Une bonne newsletter doit :
- Apporter un service au lecteur. Un résumé de l’actu : Brief.me, Vox sentences. Une actu thématique : Chez Pol sur les coulisses de la politique, "L" sur le féminisme, Tumitonnes! sur la cuisine.
- Avoir un ton, incarner le propos : Slate pour Titiou, Heidi.news, une newsletter rédigée le journaliste Serge Michel, prix Albert Londres.
- Etre audacieux : Buzzfeed, les Glorieuses
“Une bonne newsletter, c’est d’abord de l’info et ensuite de l’esprit. L'info doit être amenée de manière amusante, intelligente. C’est plus agréable de sentir une voix qui nous parle plutôt que d'avoir un article qui nous raconte de façon un peu froide l’actualité.”
Dans un contexte d'infobésité, la fonction d'une bonne newsletter est de signaler au lecteur les meilleures ressources, celles du média dont elle est issue mais aussi d'autres médias. Un bon exemple de ce type de curation éditoriale : la newsletter de Quartz.

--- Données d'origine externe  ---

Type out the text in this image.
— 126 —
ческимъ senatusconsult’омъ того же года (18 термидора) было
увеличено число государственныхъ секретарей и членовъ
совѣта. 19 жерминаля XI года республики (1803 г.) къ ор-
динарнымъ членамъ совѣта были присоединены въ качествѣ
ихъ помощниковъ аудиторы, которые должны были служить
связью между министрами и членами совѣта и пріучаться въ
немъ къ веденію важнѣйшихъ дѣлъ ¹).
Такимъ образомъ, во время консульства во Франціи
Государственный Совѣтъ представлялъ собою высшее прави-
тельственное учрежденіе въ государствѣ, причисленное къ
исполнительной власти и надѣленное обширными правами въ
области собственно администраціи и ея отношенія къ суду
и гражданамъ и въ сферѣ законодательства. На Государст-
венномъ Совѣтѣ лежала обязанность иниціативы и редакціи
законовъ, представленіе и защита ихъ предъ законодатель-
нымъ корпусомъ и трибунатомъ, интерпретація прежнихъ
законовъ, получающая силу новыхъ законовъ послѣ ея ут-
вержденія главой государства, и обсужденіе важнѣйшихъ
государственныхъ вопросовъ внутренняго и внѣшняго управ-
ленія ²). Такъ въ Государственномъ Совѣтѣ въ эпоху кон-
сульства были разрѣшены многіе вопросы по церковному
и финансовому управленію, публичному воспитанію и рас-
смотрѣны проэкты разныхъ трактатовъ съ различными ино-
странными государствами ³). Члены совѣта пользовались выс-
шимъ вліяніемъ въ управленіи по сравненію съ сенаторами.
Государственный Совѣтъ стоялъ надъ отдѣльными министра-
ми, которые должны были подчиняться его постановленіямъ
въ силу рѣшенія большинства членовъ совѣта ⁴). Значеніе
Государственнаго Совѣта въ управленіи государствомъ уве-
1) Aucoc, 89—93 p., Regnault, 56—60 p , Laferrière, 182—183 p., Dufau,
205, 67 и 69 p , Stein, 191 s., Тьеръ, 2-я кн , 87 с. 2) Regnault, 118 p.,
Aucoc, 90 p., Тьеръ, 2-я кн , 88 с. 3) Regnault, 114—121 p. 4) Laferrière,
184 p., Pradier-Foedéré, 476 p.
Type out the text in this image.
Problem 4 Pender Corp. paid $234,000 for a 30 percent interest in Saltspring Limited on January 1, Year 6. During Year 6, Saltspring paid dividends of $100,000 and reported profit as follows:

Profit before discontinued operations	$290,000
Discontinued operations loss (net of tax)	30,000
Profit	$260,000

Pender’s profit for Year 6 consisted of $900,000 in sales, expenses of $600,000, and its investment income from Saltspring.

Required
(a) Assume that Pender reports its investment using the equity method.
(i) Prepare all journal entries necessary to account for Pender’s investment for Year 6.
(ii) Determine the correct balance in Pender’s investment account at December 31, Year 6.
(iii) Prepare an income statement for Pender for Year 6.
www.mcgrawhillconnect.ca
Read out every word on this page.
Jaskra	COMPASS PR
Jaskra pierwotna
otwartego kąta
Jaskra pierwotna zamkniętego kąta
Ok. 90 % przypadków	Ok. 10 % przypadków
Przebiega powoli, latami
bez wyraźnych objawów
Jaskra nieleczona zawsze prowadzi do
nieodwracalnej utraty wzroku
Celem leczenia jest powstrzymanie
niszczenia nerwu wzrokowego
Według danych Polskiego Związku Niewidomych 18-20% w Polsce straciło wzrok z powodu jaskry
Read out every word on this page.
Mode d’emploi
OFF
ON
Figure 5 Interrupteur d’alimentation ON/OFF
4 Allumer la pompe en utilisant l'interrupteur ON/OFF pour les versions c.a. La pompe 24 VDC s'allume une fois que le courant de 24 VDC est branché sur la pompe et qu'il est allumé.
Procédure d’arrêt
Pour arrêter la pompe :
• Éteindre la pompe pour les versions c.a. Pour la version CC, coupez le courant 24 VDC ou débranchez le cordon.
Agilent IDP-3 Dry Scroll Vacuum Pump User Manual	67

2Le sondage amené de façon ludique
Nicolas Becquet, responsable innovation à l'Echo a créé le format “Factif”, un format entre le fictif et le factuel. Le principe : les dialogues sont fictifs mais les informations présentées sont réelles. Ainsi, pour présenter une étude scientifique sur la souffrance au travail et le burn out, il passe par la scénarisation BD : l’histoire d’Olivier, un quadra qui frôle le burn-out.
“Tu es en train de t’épuiser, tu t’en rends compte?” Comme Olivier, un salarié sur cinq est en risque d’épuisement. Et vous?https://t.co/xhf6AVHYd9#burnout #HR pic.twitter.com/VV4gBUoTv0
— L'Echo (@lecho) November 10, 2019
Factif, c’est 7 jours de développement, 330 000 pages vues sur l’ensemble du dossier et 8 200 questionnaires scientifiques complétés sur le burn out. Ce format a permis de raconter, expliquer, et d'engager l'audience. Le sondage sur le burn-out sur le site de l'Echo a obtenu plus du double des réponses que celles qu’avaient collecté les chercheurs eux-mêmes.
3Les débats participatifs
Quentin Noirfalisse du média belge francophone Médor a créé le Médor Tour. Son objectif : retrouver un lien avec son audience en organisant des apéros participatifs et en installant des bureaux éphémères dans des bars et des cafés.
“Les gens nous ont raconté leurs problèmes et cela nous a donné des idées de sujets. Nous avons pu créer du contenu de qualité qui rendait compte de leurs préoccupation quotidiennes”
“Ce lien avec le public s’est transformé en débat sociétal. Médor comble les vides pour faire dialoguer politiquement des gens qui ne sont pas d’accord entre eux et créer du débat. Faire se rencontrer des gens, c'est avoir de l'impact même si ces actions ne se concrétisent pas par des abonnements. On se sent utile”.
Une belle journée d’inspiration autour de la vidéo mobile avec une recommandation : ne pas reproduire dans les formats et les accessoires ce qu'on fait à la télévision. Une tendance de fond se dessine : avec le format mobile, le journaliste devient média à lui tout seul, ce qui accroît sa responsabilité et sa déontologie. Une chose est sûre, les journalistes sont prêts à relever le défi.